1. method that is used for generating according to a plurality of electronic documents electronic documents comprises:

The database that comprises a plurality of electronic documents is provided, and each in the wherein said document includes the message part by the semanteme structure;

Resolve described a plurality of electronic document, extracting semantic descriptions from described document, one of them of each semantic descriptions and described message part is relevant;

Show the general view of the semantic descriptions of being extracted, select for the user;

Receive the semantic descriptions that extracts that the user selects;

From described a plurality of electronic documents, extract the relevant message part of selecting with the user of semantic descriptions; And

The described part that extracts is combined in the other electronic document.

2. method according to claim 1, wherein each document includes the document that is associated with a plurality of semantic descriptions relevant with each message part in the described electronic document.

3. method according to claim 1, wherein said general view comprises tree construction.

4. method according to claim 3 is wherein represented by single leaf from the semantic descriptions that extracts more than one electronic document.

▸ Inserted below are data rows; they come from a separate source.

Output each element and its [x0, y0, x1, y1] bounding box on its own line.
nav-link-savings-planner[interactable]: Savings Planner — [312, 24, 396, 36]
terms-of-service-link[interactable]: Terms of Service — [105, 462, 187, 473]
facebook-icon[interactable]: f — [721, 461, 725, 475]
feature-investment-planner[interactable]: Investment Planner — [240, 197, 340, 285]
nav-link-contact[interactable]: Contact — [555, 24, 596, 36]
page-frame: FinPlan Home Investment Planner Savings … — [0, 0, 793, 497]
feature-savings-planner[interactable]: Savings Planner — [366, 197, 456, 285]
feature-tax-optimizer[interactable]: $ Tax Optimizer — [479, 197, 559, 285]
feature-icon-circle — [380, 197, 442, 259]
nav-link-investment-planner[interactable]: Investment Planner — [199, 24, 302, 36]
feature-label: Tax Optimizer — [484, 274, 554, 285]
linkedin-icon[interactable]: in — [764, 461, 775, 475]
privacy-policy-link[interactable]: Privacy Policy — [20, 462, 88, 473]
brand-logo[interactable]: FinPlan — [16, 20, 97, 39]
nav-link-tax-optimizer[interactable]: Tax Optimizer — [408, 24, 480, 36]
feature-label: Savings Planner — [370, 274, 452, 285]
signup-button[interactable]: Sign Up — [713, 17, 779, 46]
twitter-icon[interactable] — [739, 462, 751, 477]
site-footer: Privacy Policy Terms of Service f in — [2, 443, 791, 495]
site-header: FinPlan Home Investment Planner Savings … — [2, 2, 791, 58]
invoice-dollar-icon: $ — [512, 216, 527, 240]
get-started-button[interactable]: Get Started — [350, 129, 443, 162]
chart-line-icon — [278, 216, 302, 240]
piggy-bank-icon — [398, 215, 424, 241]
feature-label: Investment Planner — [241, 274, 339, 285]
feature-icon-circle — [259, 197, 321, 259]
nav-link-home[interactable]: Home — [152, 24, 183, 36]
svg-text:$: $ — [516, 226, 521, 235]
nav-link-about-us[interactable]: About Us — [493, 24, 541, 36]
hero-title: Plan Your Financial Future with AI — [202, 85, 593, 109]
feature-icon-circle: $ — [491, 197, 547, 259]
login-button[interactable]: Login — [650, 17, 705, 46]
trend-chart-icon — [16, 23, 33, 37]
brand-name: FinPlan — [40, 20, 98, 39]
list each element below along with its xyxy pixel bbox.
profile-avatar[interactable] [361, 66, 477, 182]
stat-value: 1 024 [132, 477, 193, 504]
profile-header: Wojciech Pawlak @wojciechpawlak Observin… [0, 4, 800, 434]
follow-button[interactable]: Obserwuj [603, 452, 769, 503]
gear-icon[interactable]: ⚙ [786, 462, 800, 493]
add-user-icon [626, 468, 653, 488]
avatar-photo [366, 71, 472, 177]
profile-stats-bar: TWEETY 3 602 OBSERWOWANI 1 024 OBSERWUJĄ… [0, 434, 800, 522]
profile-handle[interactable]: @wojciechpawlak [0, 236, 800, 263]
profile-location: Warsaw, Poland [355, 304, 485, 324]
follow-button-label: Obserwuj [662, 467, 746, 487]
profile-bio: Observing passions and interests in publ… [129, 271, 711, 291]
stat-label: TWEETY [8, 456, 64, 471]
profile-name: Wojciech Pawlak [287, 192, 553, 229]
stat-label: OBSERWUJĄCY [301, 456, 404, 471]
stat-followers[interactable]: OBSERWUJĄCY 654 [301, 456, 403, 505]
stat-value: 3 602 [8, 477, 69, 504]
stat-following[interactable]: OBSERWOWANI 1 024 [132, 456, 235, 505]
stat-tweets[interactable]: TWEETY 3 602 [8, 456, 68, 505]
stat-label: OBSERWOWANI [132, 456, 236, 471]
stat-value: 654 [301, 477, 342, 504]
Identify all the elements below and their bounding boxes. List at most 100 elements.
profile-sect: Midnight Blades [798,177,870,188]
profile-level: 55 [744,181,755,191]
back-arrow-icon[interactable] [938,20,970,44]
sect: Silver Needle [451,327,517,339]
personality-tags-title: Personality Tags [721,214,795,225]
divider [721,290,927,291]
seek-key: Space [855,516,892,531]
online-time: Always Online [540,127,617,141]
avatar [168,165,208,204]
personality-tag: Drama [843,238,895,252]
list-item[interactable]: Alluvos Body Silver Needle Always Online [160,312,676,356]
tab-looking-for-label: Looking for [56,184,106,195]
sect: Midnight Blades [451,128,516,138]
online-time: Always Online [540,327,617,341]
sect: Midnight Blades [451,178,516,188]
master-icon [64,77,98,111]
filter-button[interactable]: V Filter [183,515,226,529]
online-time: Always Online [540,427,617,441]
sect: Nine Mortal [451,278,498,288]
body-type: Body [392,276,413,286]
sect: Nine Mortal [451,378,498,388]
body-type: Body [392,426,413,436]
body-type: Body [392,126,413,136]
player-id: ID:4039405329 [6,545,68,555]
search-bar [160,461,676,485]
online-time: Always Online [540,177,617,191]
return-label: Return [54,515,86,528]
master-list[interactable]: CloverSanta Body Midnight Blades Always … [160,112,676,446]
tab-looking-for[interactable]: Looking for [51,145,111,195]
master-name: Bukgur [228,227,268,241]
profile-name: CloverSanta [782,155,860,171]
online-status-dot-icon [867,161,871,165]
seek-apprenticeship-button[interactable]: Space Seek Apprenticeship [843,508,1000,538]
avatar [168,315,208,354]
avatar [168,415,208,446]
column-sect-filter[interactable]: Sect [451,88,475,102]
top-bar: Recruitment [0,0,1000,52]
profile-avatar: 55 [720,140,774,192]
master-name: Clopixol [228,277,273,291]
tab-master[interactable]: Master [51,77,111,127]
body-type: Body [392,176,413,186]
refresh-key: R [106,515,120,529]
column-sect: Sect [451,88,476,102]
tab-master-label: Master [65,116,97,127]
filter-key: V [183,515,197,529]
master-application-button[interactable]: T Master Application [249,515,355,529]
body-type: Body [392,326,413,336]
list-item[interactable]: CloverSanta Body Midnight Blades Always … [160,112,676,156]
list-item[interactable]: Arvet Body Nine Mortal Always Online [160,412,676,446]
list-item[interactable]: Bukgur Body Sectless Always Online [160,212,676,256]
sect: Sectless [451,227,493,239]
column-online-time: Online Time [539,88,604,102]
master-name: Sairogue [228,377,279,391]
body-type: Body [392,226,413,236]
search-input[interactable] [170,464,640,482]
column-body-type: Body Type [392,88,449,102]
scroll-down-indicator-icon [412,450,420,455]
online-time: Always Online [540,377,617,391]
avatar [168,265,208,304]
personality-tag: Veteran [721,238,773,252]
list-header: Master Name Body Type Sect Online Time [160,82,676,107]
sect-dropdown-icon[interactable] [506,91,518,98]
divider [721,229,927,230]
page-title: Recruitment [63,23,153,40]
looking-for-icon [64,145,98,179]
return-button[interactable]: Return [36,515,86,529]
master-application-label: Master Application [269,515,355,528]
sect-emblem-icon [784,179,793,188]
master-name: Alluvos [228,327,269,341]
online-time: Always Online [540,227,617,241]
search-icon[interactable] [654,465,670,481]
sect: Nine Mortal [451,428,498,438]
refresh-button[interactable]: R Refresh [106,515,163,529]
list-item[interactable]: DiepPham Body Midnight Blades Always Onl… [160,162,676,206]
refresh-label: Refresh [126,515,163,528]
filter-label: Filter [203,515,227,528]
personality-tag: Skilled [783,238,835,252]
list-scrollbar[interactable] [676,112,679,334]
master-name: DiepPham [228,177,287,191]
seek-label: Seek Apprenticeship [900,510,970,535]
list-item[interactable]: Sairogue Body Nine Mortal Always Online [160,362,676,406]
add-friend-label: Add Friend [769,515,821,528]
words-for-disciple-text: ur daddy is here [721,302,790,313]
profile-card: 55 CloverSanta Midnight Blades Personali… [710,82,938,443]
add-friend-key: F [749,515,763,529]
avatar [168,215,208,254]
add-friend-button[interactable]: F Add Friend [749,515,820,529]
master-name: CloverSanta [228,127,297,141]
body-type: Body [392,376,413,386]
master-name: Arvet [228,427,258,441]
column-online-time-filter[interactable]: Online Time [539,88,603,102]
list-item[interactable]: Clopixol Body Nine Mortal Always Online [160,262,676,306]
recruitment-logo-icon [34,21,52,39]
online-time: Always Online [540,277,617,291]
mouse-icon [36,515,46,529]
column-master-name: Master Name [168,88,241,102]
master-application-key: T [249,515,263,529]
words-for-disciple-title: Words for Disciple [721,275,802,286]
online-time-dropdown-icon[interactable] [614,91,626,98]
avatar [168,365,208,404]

5. method according to claim 1 wherein defined semantic query before described analyzing step, and described analyzing step comprise from the described electronic document of described match query extract semantic descriptions.

6. method according to claim 1, wherein said database comprises at least one unlabelled electronic document, and described method also comprises each message part that comes this electronic document of mark in described at least one unlabelled electronic document by semantic descriptions is inserted into.

7. method according to claim 1, the order of wherein said message part in described other electronic document is based on the order that the user selects the semantic descriptions that is associated separately of these message parts.

8. computer program, it is arranged to and carries out following steps when being performed on computers:

Visit comprises the database of a plurality of electronic documents, and each in the wherein said document includes the message part by the semanteme structure;

The general view of the semantic descriptions extracted is presented on the display that is connected with described computing machine, selects for the user;

Receive the semantic descriptions that extracts that the user selects;

The part of described extraction is combined in the other electronic document.

9. computer program according to claim 8, wherein each document includes the document that is associated with described semantic descriptions.

10. computer program according to claim 8, wherein said general view comprises tree construction.

11. computer program according to claim 10 is wherein represented by single leaf from the semantic descriptions that extracts more than one electronic document.

12. computer program according to claim 8 wherein defined semantic query before described analyzing step, and wherein said analyzing step comprise resolve described electronic document with from the electronic document of described match query extract semantic descriptions.

13. computer program according to claim 8, wherein said database comprises at least one unlabelled electronic document, and described computer program also is adapted to be each message part that comes this electronic document of mark in described at least one unlabelled electronic document by semantic descriptions is inserted into.

14. a computer-readable data storage medium, it comprises according to Claim 8 each described computer program in-13.

15. a data handling system comprises:

Data storage part, it comprises a plurality of electronic documents that have by the message part of semanteme structure;

Computer program memory, it comprises according to Claim 8 each described computer program in-13; And

Data processor, it can visit described computer program memory and described data storage part, and described data processor is arranged to carries out described computer program.